寅が小海線に乗り一杯やりながら、しみじみさくらに語りかける。酒をすすめた車掌にえびせんにハサミをいれられたらもうタイトルだ。小諸の懐古園の祭だ。笹野高史に運動靴とジャンパーをかすめとられる小芝居のタイトルバックからそのまま小諸の旅になる。静かな展開だな。
というよりなんとなく死の匂いがするのは、三田佳子が女医になって登場するからかしらね。でも、寅はそのまま小諸にいる。で、とらやだけど、さくらがほぼ女将になっちゃってるんだよね。三平くんだかなんだかいう店員はいるし、なんだかちらっとだけと団子焼きの職人らしき人影も見えたりして。
ま、そんなことで徐々にとらやも変わっていくのかなって感じが漂い、御前さまも帝釈天の境内に立っているのではなく自宅の縁側でさくらと会話をかわすといった、なんていうのか、とにかく全員ががくんっと年を食ったっていう感じだった。
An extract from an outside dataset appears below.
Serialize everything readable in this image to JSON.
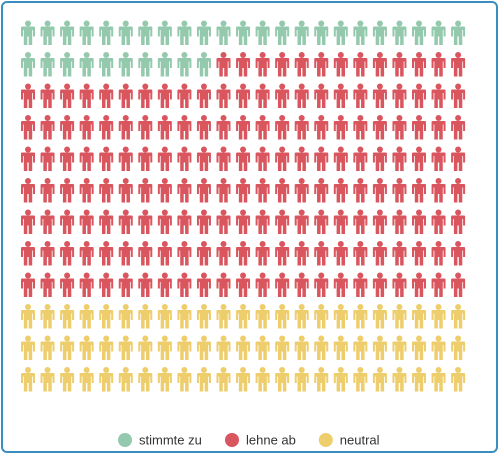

なんだかね。
物語も見も知らぬおばあさんの死が底流になってて、全体的に暗さが漂う。
まあ、それを払拭しようとしてか、満男の受験話があったり、三田佳子の姪に三田寛子が出てたりして、なんだよ苗字つながりかよとかはおもってたって仕方ないんだけど、この早稲田の挿話がなんともつらい。
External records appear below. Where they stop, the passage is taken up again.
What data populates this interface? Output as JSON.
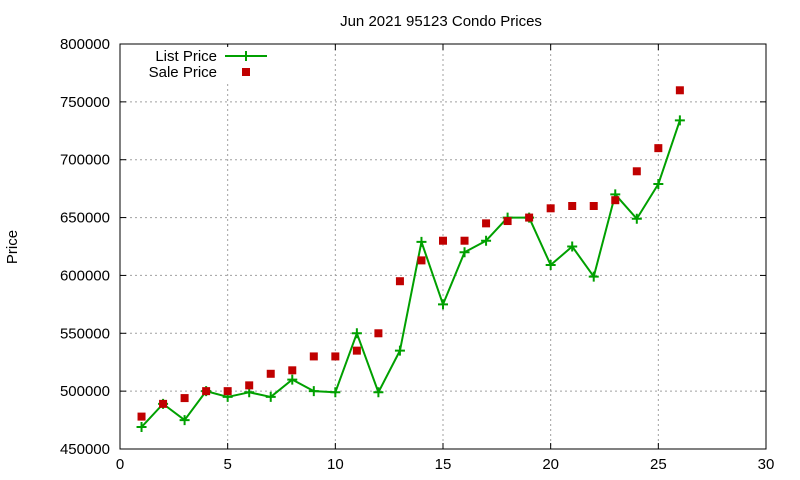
{
  "chart_data": {
    "type": "line",
    "title": "Jun 2021 95123 Condo Prices",
    "xlabel": "",
    "ylabel": "Price",
    "xlim": [
      0,
      30
    ],
    "ylim": [
      450000,
      800000
    ],
    "x_ticks": [
      0,
      5,
      10,
      15,
      20,
      25,
      30
    ],
    "y_ticks": [
      450000,
      500000,
      550000,
      600000,
      650000,
      700000,
      750000,
      800000
    ],
    "x_tick_labels": [
      "0",
      "5",
      "10",
      "15",
      "20",
      "25",
      "30"
    ],
    "y_tick_labels": [
      "450000",
      "500000",
      "550000",
      "600000",
      "650000",
      "700000",
      "750000",
      "800000"
    ],
    "grid": true,
    "legend_position": "top-left",
    "series": [
      {
        "name": "List Price",
        "kind": "line-with-plus-markers",
        "color": "#00a000",
        "x": [
          1,
          2,
          3,
          4,
          5,
          6,
          7,
          8,
          9,
          10,
          11,
          12,
          13,
          14,
          15,
          16,
          17,
          18,
          19,
          20,
          21,
          22,
          23,
          24,
          25,
          26
        ],
        "y": [
          469000,
          489000,
          475000,
          500000,
          495000,
          499000,
          495000,
          510000,
          500000,
          499000,
          550000,
          499000,
          535000,
          629000,
          575000,
          620000,
          630000,
          650000,
          650000,
          609000,
          625000,
          599000,
          670000,
          649000,
          679000,
          734000
        ]
      },
      {
        "name": "Sale Price",
        "kind": "square-markers",
        "color": "#c00000",
        "x": [
          1,
          2,
          3,
          4,
          5,
          6,
          7,
          8,
          9,
          10,
          11,
          12,
          13,
          14,
          15,
          16,
          17,
          18,
          19,
          20,
          21,
          22,
          23,
          24,
          25,
          26
        ],
        "y": [
          478000,
          489000,
          494000,
          500000,
          500000,
          505000,
          515000,
          518000,
          530000,
          530000,
          535000,
          550000,
          595000,
          613000,
          630000,
          630000,
          645000,
          647000,
          650000,
          658000,
          660000,
          660000,
          665000,
          690000,
          710000,
          760000
        ]
      }
    ]
  }
}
いくらなんでも大学の講義に寅が入り込むことはないし、講義を奪ってあほみたいなワット君の話を披露して早稲田の連中が行儀よく聞いているはずもないし、どっと笑い転げるはずもないもんね。
なんだか、ほんと、つらかった。
それにしても、またすまけいの登場かよっておもったけど、よほど山田洋次はすまけいが気に入ったんだろうか?